Let me take you back to 2011, a season that saw Clemson give up 410 points. That works out to a whopping 29.3 points per game and the Tigers wound up 81st nationally in scoring defense. Clemson finished 71st nationally in total defense, giving up just under 400 yards of total offense per game. Clemson was 83rd in rushing defense and 50th in pass defense, and probably led the nation in missed tackles and bad angles. The Tigers had 71 tackles for loss in 14 games, which placed them 65th nationally.
That season mercifully ended after the embarrassing loss to West Virginia in the Orange Bowl, and when head coach Dabo Swinney looked for a replacement for defensive coordinator Kevin Steele, he found his man in Venables, who had been a part of the staff at Oklahoma.
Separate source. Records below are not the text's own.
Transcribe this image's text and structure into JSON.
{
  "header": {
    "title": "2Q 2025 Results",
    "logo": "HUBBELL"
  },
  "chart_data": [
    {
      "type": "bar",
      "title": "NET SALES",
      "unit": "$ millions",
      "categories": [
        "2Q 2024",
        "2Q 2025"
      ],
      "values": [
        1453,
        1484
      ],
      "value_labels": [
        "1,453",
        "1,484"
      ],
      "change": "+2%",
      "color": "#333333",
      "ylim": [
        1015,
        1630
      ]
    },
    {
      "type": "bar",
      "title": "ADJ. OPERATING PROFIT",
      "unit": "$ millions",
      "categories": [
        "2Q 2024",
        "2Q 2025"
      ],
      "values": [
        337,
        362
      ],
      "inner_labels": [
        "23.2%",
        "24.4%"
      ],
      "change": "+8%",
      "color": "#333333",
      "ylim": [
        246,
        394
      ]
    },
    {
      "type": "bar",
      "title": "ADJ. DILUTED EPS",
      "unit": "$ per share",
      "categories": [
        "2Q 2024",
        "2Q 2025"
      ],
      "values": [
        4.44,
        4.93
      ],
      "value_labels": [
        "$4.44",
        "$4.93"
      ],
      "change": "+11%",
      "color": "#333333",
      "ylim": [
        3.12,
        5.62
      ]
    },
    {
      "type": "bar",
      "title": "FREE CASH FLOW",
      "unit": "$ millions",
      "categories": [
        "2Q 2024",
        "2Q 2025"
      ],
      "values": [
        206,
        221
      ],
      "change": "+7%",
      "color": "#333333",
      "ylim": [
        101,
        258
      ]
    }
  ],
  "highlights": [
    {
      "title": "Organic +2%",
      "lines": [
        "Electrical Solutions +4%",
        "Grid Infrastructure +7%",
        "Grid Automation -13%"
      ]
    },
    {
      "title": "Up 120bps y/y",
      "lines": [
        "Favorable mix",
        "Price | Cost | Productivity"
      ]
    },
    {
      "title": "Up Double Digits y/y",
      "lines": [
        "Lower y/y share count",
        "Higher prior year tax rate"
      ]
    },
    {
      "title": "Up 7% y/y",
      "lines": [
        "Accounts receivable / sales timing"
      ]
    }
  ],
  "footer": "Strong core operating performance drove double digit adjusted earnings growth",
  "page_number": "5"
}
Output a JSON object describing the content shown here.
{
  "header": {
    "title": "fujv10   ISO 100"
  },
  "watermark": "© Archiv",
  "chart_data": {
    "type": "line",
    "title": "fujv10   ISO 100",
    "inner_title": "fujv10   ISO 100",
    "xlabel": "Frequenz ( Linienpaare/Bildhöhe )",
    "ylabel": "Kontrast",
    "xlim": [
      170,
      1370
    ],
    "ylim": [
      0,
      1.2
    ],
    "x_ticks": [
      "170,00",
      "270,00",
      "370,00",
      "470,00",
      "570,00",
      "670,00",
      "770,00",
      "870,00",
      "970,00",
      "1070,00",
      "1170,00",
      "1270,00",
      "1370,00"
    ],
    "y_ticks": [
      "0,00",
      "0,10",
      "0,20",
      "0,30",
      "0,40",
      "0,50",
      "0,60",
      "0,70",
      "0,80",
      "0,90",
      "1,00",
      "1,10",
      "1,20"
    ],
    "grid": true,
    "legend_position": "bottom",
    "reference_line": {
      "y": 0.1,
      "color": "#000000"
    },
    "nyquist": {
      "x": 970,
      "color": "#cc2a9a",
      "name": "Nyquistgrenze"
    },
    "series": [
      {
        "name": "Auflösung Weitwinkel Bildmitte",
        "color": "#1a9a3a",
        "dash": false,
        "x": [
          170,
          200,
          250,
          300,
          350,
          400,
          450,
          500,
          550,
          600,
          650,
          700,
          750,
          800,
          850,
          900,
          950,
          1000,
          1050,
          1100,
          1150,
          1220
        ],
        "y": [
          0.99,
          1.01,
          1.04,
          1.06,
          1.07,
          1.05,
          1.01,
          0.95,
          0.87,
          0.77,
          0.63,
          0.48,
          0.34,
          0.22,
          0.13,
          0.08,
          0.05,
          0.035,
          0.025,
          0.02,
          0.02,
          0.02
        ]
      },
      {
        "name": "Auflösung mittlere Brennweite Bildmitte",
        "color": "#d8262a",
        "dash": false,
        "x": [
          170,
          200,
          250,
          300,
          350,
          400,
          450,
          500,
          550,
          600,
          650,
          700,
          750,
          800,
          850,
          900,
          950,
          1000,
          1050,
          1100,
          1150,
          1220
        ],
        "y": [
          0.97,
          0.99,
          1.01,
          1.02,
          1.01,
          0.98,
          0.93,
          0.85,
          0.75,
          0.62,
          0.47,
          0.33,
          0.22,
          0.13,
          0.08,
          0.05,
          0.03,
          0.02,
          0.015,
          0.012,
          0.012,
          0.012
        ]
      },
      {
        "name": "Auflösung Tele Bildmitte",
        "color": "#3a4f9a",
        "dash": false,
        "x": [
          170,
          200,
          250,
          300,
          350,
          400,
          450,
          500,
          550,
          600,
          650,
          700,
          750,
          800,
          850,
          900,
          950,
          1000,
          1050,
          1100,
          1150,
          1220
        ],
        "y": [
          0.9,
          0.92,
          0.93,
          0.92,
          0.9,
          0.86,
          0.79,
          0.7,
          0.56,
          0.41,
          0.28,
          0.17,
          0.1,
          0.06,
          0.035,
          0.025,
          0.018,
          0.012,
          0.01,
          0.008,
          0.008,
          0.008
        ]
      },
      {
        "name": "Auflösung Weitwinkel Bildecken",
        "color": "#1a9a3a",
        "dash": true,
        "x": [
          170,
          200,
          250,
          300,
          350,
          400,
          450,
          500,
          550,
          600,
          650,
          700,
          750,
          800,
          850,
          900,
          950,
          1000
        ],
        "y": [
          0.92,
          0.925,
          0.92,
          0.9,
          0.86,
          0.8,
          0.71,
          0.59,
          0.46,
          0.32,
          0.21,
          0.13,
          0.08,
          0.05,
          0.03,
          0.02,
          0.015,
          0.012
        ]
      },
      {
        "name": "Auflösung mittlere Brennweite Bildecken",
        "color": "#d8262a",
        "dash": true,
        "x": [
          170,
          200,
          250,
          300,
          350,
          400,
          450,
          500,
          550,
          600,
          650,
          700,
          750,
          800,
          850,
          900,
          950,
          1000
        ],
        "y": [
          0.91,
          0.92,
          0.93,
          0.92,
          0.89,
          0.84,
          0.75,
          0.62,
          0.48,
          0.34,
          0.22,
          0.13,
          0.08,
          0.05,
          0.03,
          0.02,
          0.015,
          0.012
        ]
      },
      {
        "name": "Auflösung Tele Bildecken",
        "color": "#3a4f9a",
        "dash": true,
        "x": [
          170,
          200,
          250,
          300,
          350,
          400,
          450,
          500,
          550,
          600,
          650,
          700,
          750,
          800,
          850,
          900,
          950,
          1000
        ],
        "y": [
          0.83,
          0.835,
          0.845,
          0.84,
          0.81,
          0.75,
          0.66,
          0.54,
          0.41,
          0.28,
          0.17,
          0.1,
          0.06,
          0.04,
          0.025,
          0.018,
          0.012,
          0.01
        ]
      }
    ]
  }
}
This past season, Clemson finished 24th in scoring defense (22.2 ppg), 24th in total defense (356.3 ypg), led the nation in tackles for loss with 123 and was fifth nationally in opponent’s third down conversions (65-of-211, 30.81 percent). The Tigers also excelled in forcing three-and-outs. Clemson forced 6.2 three-and-outs per game this year. The Tigers forced a three-and-out on 74 of 175 defensive possessions
The previous Tiger record for tackles for loss in a season was 119, set by the 1991 Clemson squad that were led by Rob Bodine, Levon Kirkland, Ed McDaniel, and the late Chester McGlockton.
In short, Venables has changed Clemson’s defense for the better. They hit. They tackle. They make plays. Is there room for improvement? Absolutely. The secondary has to get better, and big plays were a factor again this year. However, the Tigers should be better across the board next season, with all four starters returning up front and the return of leading tackler Stephone Anthony.
Venables has been a winner wherever he has been, and the Tigers’ win over Ohio St. in the Orange Bowl meant that Venables has been associated with teams that have won at least 11 games in 13 of his 18 seasons. In 14 of his 18 seasons, his teams have reached double-digit wins.
If one thing hurts him, it might be that he doesn’t care about making a scene in front of the cameras. He doesn’t care about sounding good in front of the cameras or making SportsCenter. During the season, we get him on Tuesday of each week, and he sits patiently and answers our questions with short but glib answers, and sometimes it’s hard to get a read on exactly what he is thinking, unlike Swinney or Morris. It’s apparent that he just wants to get the interviews over and get back to film work, and there have been times when he’s chased his defensive players away from the interview area and told them to “go watch film.”
But, you don’t have to be a media superstar to be a good head coach, do you Bill Belicheck?
Venables just wants to beat you, and he’ll do whatever it takes to get that job done, whether he gets the praise or not. For me, that’s enough, and if programs around the country don’t see that, then we’ll keep him around for a while longer.